Of the major contenders, Edwards has the best delivery and the best thematic approach. With passion and sincerity, he critiques the existence of "two Americas"--one for the well-to-do families that have access to quality health care, benefit from the existing tax code, and send their children to good schools; one for everyone else. Under the rubric of turning the "two Americas" into one, Edwards, the son of a mill worker, assails Washington lobbyists, empathizes with middle-class families squeezed by economic pressures, vows to restore America's image abroad, and advocates policies that can return hope to stressed-out, low- and middle-income families. And he has the healthiest glow of all the candidates--he practically shines--and the best gestures, which come from his days as a trial lawyer. This pitch neatly weaves in his own personal up-from-the-working-class history. He has only been doing his "two Americas" routine since early January, and it may well be responsible for his second-place finish in Iowa.
Edwards has put together an attractive package. Is it flying off the shelf? The election will tell. His events appear to have the most uncommitted voters in attendance. That may signal movement in his direction. Or it might merely mean that the undecideds already have enough information on Dean, Kerry, and Clark and are giving Edwards a last look before rendering a final judgment.
Ten Talking Points on New Hampshire
Performance doesn't matter. Of all the candidates, Senator John Edwards delivered the best stump speech, in which he decried the existence of "two Americas," one for the rich and one for the rest. It was the best formulation of the anti-special interests message adopted by each of the leading candidates, and he delivered it with the skill and grace of a trial attorney out of a Grisham novel. It did little for his campaign in New Hampshire. Former Governor Howard Dean bolstered his message, and in campaign appearances displayed a wealth of knowledge on assorted family matters. That did not help him narrow the gap between himself and Senator John Kerry (which end up at 13 points in New Hampshire). In fact, Kerry was the poorest campaigner of the three. At rallies, he was less inspiring than the competition. He did improve as Election Day neared. But the voters did not respond as reviewers.

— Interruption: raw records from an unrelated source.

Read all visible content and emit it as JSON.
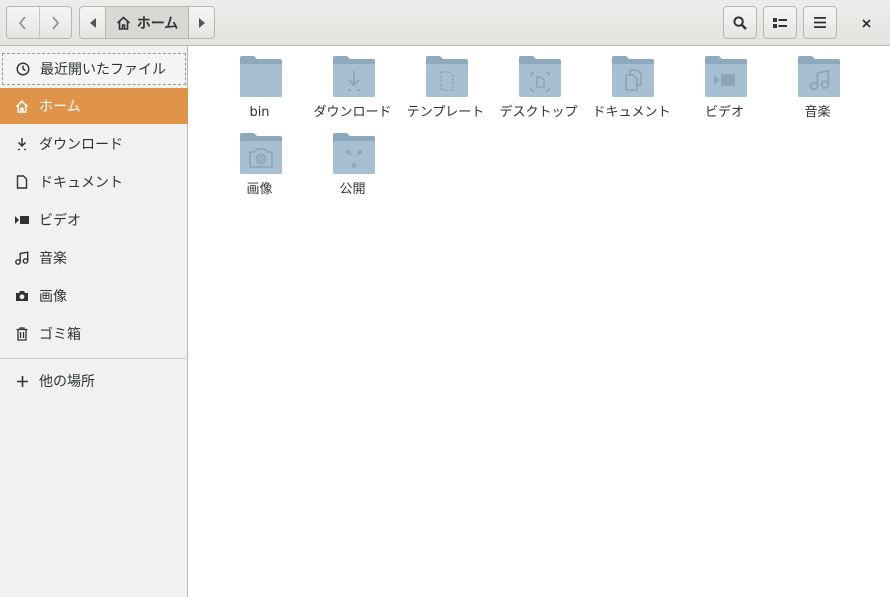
{
  "header": {
    "back_icon": "chevron-left-icon",
    "forward_icon": "chevron-right-icon",
    "path": {
      "label": "ホーム",
      "icon": "home-icon"
    },
    "tools": [
      "search-icon",
      "view-list-icon",
      "menu-icon"
    ],
    "close_icon": "close-icon"
  },
  "sidebar": {
    "items": [
      {
        "label": "最近開いたファイル",
        "icon": "clock-icon"
      },
      {
        "label": "ホーム",
        "icon": "home-icon",
        "active": true
      },
      {
        "label": "ダウンロード",
        "icon": "download-icon"
      },
      {
        "label": "ドキュメント",
        "icon": "document-icon"
      },
      {
        "label": "ビデオ",
        "icon": "video-icon"
      },
      {
        "label": "音楽",
        "icon": "music-icon"
      },
      {
        "label": "画像",
        "icon": "camera-icon"
      },
      {
        "label": "ゴミ箱",
        "icon": "trash-icon"
      }
    ],
    "other_places": {
      "label": "他の場所",
      "icon": "plus-icon"
    }
  },
  "files": [
    {
      "name": "bin",
      "icon": "folder-icon"
    },
    {
      "name": "ダウンロード",
      "icon": "folder-download-icon"
    },
    {
      "name": "テンプレート",
      "icon": "folder-templates-icon"
    },
    {
      "name": "デスクトップ",
      "icon": "folder-desktop-icon"
    },
    {
      "name": "ドキュメント",
      "icon": "folder-documents-icon"
    },
    {
      "name": "ビデオ",
      "icon": "folder-videos-icon"
    },
    {
      "name": "音楽",
      "icon": "folder-music-icon"
    },
    {
      "name": "画像",
      "icon": "folder-pictures-icon"
    },
    {
      "name": "公開",
      "icon": "folder-publicshare-icon"
    }
  ],
  "colors": {
    "accent": "#e0944a",
    "folder": "#a6bfd2",
    "folder_dark": "#8ea9be"
  }
}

There's a Northern yearning for a Southerner. The combined votes for Edwards and Clark nearly equaled Dean's total. A key argument made by the supporters for Edwards and Clark was that the Democrats cannot take the White House without a Southerner. Most New Hampshire voters did not agree. But had Clark and Edwards not split the we-need-a-Bubba-friendly-candidate vote, a single tailored-for-the-South candidate might have fared better.